India's biggest recent contention has been the proposed carbon tax on airlines entering the European Union (EU) from next January.

New Delhi has already objected that the levy could set back the international airline industry by $1.2 billion in 2012, according to the International Air Transport Association (IATA). It is expected to add Rs 2000 ($39), or around 5 percent per ticket, to the lucrative Delhi-London route.

EU AIRLINE LEVY UNFAIR?

Natarajan said the Indian government views the new tax as an extreme measure. “(It) is a clear pointer to the extent to which unilateral measures can be used to support the competitive agenda for sectors and trade gains,” she said.

Critics say the levy gives an undue advantage to airlines based within the EU. All operators of flights into and out of Europe will be required to account for every tonne of carbon emissions, and buy permits where they exceed a certain quota - effectively including flights from non-EU airlines in the bloc's emissions trading scheme.

India’s three large airlines - Air India, Jet Airways and Kingfisher – have faced difficult times in the past year, which they attribute to rising aviation fuel costs. Kingfisher recently pulled out of the budget travel sector due to mounting losses. And the EU tax is likely to worsen their financial woes.

“You have to hold up a mirror to what you are doing,” Natarajan said of restrictive trade actions.

She also criticised EU countries for not supporting efforts to look at historical emission levels rather than focusing on current emissions. “They hear, they chose not to listen,” she said.

Her call for recognition of historical emissions was echoed by several Indian environmentalists who also spoke at the seminar. “Developed countries will buy their way out (of commitments to global emissions levels),” said CSE deputy director general Chandra Bushan.

Other Indian public officials said they increasingly see obstacles in climate-related negotiations cropping up in trade negotiations. “Whenever you see environmental negotiations run into a wall, you will see trade negotiations have these same manifestations,” Rajeev Kher, additional secretary to the Union Ministry of Commerce, told the seminar.

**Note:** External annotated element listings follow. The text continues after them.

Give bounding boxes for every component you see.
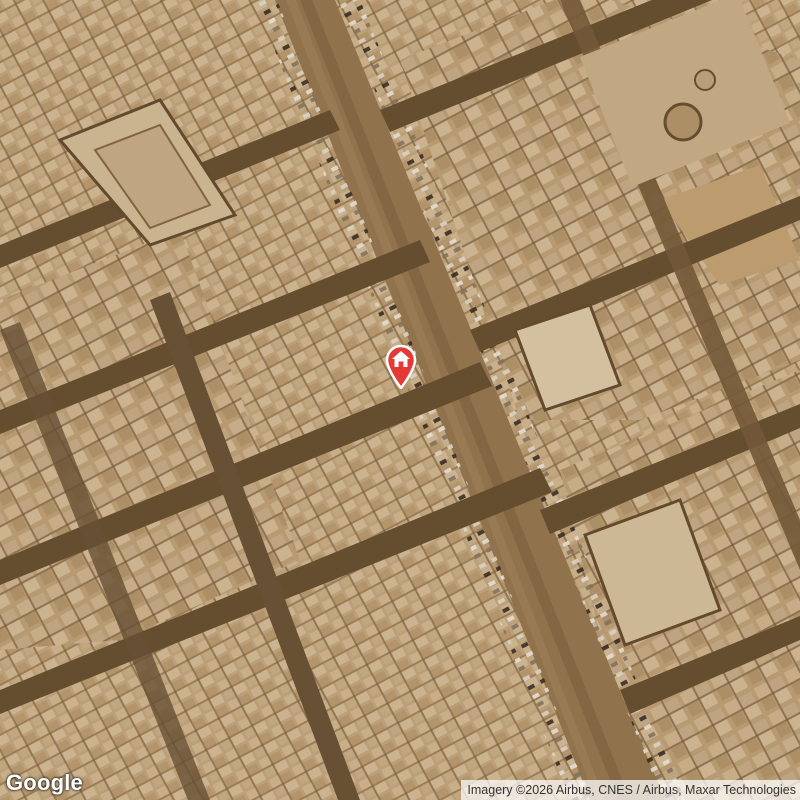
home-icon [385, 344, 417, 391]
google-logo[interactable]: Google [6, 770, 83, 796]
imagery-attribution: Imagery ©2026 Airbus, CNES / Airbus, Max… [461, 780, 800, 800]
location-pin-marker[interactable] [384, 343, 418, 391]
satellite-map[interactable]: Google Imagery ©2026 Airbus, CNES / Airb… [0, 0, 800, 800]
satellite-imagery [0, 0, 800, 800]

When talks first began on the liberalisation of environmental goods in the early 2000s, the same issue was being discussed in at least seven international forums dealing with trade, he noted.

MARKET ACCESS FOR ENVIRONMENTAL GOODS

Aparna Sawheny, an economist at Jawaharlal Nehru University, observed that similar pressure is now being felt with regard to creating markets for renewable energy. “In 2010 and 2011, there is a push for renewable energy and climate-friendly goods,” she said.

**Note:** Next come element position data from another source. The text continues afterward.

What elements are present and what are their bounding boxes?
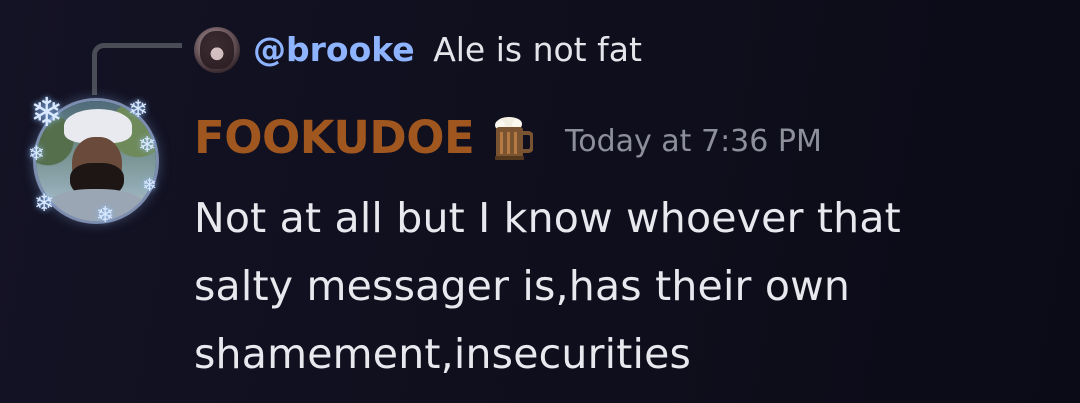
reply-mention[interactable]: @brooke xyxy=(253,30,415,69)
snowflake-icon: ❄ xyxy=(96,203,115,228)
snowflake-icon: ❄ xyxy=(28,141,45,165)
snowflake-icon: ❄ xyxy=(30,90,64,136)
author-name[interactable]: FOOKUDOE xyxy=(194,108,475,168)
message-line: Not at all but I know whoever that xyxy=(194,194,901,242)
snowflake-icon: ❄ xyxy=(128,95,149,123)
reply-text: Ale is not fat xyxy=(433,30,642,69)
author-avatar-with-snowflake-decoration[interactable]: ❄ ❄ ❄ ❄ ❄ ❄ ❄ xyxy=(28,90,162,228)
beer-mug-icon xyxy=(495,117,533,160)
snowflake-icon: ❄ xyxy=(34,189,55,217)
snowflake-icon: ❄ xyxy=(142,175,158,196)
message-content: Not at all but I know whoever that salty… xyxy=(194,184,1064,388)
reply-avatar-image xyxy=(200,31,234,69)
snowflake-icon: ❄ xyxy=(138,133,157,158)
message-timestamp: Today at 7:36 PM xyxy=(565,124,822,159)
message-line: salty messager is,has their own xyxy=(194,262,851,310)
message-line: shamement,insecurities xyxy=(194,330,692,378)
reply-avatar[interactable] xyxy=(194,27,240,73)
reply-preview[interactable]: @brooke Ale is not fat xyxy=(253,26,642,74)
reply-connector-line xyxy=(92,43,182,95)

But Kher observed that it remains difficult for emerging markets like India and China to use access to their economies as leverage in environmental negotiations.

“Developed countries want access to markets in developing countries but they (developing countries) are still not a cohesive group,” he said.

According to minister Natarajan, however, India is working to put up a collective front of developing nations and emerging market economies at Durban, and has been holding a dialogue with G77 nations, China, Brazil and the host nation, South Africa, ahead of the talks, she said.

“It is critical that developing nations seek and obtain unqualified adherence of developed countries to a second commitment period (for the Kyoto protocol),” she said, referring to one position India says is non-negotiable – its opposition to scrapping the Kyoto Protocol, the world’s main agreement on reducing greenhouse gas emissions.

The Indian minister also hinted that negotiations in Durban are likely to be tough, adding that it will not be party to any new legally binding treaty. “(Environmental negotiations) have acquired competitive and economic overtones,” the minister said, warning that progress in Durban will be slow if talks are “caught in a competitive vortex”.

Officials also warned that Durban is unlikely to result in significant levels of funding for climate change initiatives. “Contributions to a global fund will be low due to recession in the EU and the U.S.,” said R. R. Rashmin, joint secretary of the Ministry of Forestry and Environment.

Amantha Perera is a freelance writer based in Sri Lanka.